I am seeking to download every available protein sequence for a series of organisms and all of their strains. PATRIC offers more strains than NCBI has listed (as far as I can tell, feel free to correct that and please indicate how I can find the corresponding sequences on NCBI), but I can't tell how to download them without doing so manually. For the 65 complete sequences of Bacillus anthracis, each has >5000 protein families. Copying and pasting after manually downloading them isn't a scalable solution.
NCBI has entrez. Does anyone know of some similar ability with PATRIC?

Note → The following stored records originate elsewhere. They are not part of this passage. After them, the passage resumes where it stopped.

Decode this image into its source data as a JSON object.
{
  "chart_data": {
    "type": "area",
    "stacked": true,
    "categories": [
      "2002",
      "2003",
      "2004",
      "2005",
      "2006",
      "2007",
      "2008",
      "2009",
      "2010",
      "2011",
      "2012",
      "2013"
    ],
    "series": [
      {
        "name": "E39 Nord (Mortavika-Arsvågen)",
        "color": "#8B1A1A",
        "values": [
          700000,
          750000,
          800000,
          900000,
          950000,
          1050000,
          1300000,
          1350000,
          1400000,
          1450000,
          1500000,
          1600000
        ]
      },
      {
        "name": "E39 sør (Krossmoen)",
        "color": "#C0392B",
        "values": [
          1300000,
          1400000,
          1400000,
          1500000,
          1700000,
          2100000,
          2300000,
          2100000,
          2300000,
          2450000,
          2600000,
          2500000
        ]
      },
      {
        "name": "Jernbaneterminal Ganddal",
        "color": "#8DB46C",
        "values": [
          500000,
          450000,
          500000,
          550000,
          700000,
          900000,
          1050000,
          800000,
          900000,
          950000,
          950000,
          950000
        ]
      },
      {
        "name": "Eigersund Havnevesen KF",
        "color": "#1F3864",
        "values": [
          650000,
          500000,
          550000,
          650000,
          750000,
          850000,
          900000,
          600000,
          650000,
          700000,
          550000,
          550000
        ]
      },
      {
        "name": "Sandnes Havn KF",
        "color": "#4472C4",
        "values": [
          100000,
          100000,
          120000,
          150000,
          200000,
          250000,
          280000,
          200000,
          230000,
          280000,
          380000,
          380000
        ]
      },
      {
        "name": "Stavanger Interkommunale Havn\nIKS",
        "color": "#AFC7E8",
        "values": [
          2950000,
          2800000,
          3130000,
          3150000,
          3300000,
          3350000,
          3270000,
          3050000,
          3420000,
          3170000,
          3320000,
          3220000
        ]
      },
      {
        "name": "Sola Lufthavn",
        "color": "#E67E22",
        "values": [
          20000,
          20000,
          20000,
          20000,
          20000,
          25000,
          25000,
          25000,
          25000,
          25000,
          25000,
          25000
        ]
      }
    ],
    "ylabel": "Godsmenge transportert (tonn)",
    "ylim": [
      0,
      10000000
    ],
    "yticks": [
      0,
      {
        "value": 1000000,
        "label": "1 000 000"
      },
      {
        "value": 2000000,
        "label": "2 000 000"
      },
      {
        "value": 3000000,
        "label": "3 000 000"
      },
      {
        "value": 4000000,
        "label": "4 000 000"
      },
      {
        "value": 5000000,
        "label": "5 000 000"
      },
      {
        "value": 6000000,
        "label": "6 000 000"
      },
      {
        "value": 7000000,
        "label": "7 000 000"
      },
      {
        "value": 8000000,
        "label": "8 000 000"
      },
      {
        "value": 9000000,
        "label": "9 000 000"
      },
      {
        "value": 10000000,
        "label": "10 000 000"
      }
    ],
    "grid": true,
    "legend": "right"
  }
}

Link to PATRIC database for set of protein families belonging to one strain:
https://www.patricbrc.org/view/Genome/743835.4#view_tab=proteinFamilies
That table is downloadable (by selecting all via the check mark at top left corner) and then selecting "Download" (right corner) to download the table as text/CSV.
That downloads the table. I want the fasta sequences. That is also not a command line option that would be scalable to an arbitrary number of organisms and their strains.
Some of the data (that you see in the web front end) may be derived from primary data and there may be no way to download it automatically (you could try writing to the site owners to see if they can export some of the data on backend for you). All primary sequence data appears to be available via FTP at link below. There are tens of thousands of genomes and you may have to be patient as you download the data since that FTP site does not appear to be very fast.